Initial tasks, gathering and assessing. The specialist broker’s reputation depends on the quality and accuracy of the information that is required to facilitate a purchase and sale agreement. The base of all the hard work to follow is based on the quality and accuracy of the foundation search.
Establish the Value of the Business.
The broker will help the buyer evaluate the value of the business to help ensure the buyer doesn’t overpay. The methods of valuation of a business are the Assets-in-Place Method and the Going-Concern Method, extrapolation of the profitability. In some instances, the seller and the purchaser agree in advance on a method mutually accepted. I have been involved in a transaction where the average of the three methods was used and mutually accepted by the seller and the buyer.
The broker will help the buyer review the many factors involved in assessing the location of the business alternatively finding the right location if the business has to be relocated. Analysis of competitors that are located in close proximity. In many cases when a poorly performing business is sold it would be wise to relocate the business, the cost will be factored into the purchase price of course.
Review Seller’s Disclosure Statement.
During the initial stages of the transaction, the buyer will be given a seller’s disclosure statement (completed by the seller) that discloses all the pertinent information regarding the business—business conditions, regulations, and other considerations of the business. All Certificate Of Compliance documents to be handed to the purchaser. These will include and are not limited to, Plumbing, electrical, air-conditioning, mechanical ventilation, extraction, open fire equipment, and LP gas to mention a few.
Investigate the Financial Health and Financial Statements of the Business.
If the business being purchased is a Going-Concern, the broker should have prepared management accounts and a cash flow statement, which details the cash flow a buyer should be able to realize from the business. In addition, the broker will help the buyer evaluate several years of past tax returns and profit and loss statements, as well as the current year’s year-to-date profit and loss statement and applicable tax returns. Specialist Brokers will advise on using professional accountants for thorough analysis.

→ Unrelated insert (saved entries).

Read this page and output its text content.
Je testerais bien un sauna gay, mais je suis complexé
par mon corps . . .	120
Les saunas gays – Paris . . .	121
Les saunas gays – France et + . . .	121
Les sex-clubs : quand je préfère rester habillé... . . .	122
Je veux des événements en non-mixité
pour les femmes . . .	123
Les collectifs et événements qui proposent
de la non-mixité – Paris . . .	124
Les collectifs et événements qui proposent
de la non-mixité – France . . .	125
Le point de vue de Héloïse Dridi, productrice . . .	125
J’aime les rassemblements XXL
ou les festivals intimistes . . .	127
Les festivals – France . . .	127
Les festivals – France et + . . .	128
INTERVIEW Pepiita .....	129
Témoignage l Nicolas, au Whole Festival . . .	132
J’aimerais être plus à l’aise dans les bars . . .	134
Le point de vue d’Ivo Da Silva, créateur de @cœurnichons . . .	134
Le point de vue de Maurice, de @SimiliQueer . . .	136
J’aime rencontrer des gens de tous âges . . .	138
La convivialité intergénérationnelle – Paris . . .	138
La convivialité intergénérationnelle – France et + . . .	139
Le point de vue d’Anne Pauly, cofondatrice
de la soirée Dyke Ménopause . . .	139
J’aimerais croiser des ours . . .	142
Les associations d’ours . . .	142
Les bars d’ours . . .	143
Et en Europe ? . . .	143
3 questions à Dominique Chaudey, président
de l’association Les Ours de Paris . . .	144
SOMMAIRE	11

Review the asset register, Fixtures, Fittings, and Equipment List.
Detailed lists of all the fixtures, fittings and equipment to be included with the sale. In a separate list, the seller should detail the assets that are specifically not included, personal items to be retained by the seller, and/or items that are rented and/or leased. If certain items are leased, the buyer usually has the option to continue the month-to-month rental agreement of these items, or he/she can cancel the rental agreement at the time he takes possession of the business. If some of the equipment is leased, it may be a condition of the sale for the buyer to formally assume this lease.
Review the Physical Assets.
During the due diligence period, the broker will arrange for the buyer to do a physical inspection of the premises. During the takeover or contingency period, the buyer is free to bring in any contractor he would like to inspect the premises; including the plumbing, electrical, refrigeration, heating, air conditioning, and ventilating systems, and any other mechanical systems. All the equipment must be in good working condition.
The buyer does another inspection of all the equipment immediately before the close of business on taking over date, to assure that it is in good working condition. Any items and or equipment, unless disclosed otherwise, that is not in good working condition must be repaired and/or replaced by the seller, or the buyer will receive a credit from the seller to have the item(s) repaired, and/or replaced.
Take over day.
The exception to the rule is when the business is being sold “as is.” When the buyer gets a contract to purchase the business, it is disclosed in writing that certain items of equipment are not working and will not be repaired at the close of takeover day and that the buyer has agreed to these conditions. If a business is being sold “as is,” usually the price is adjusted accordingly.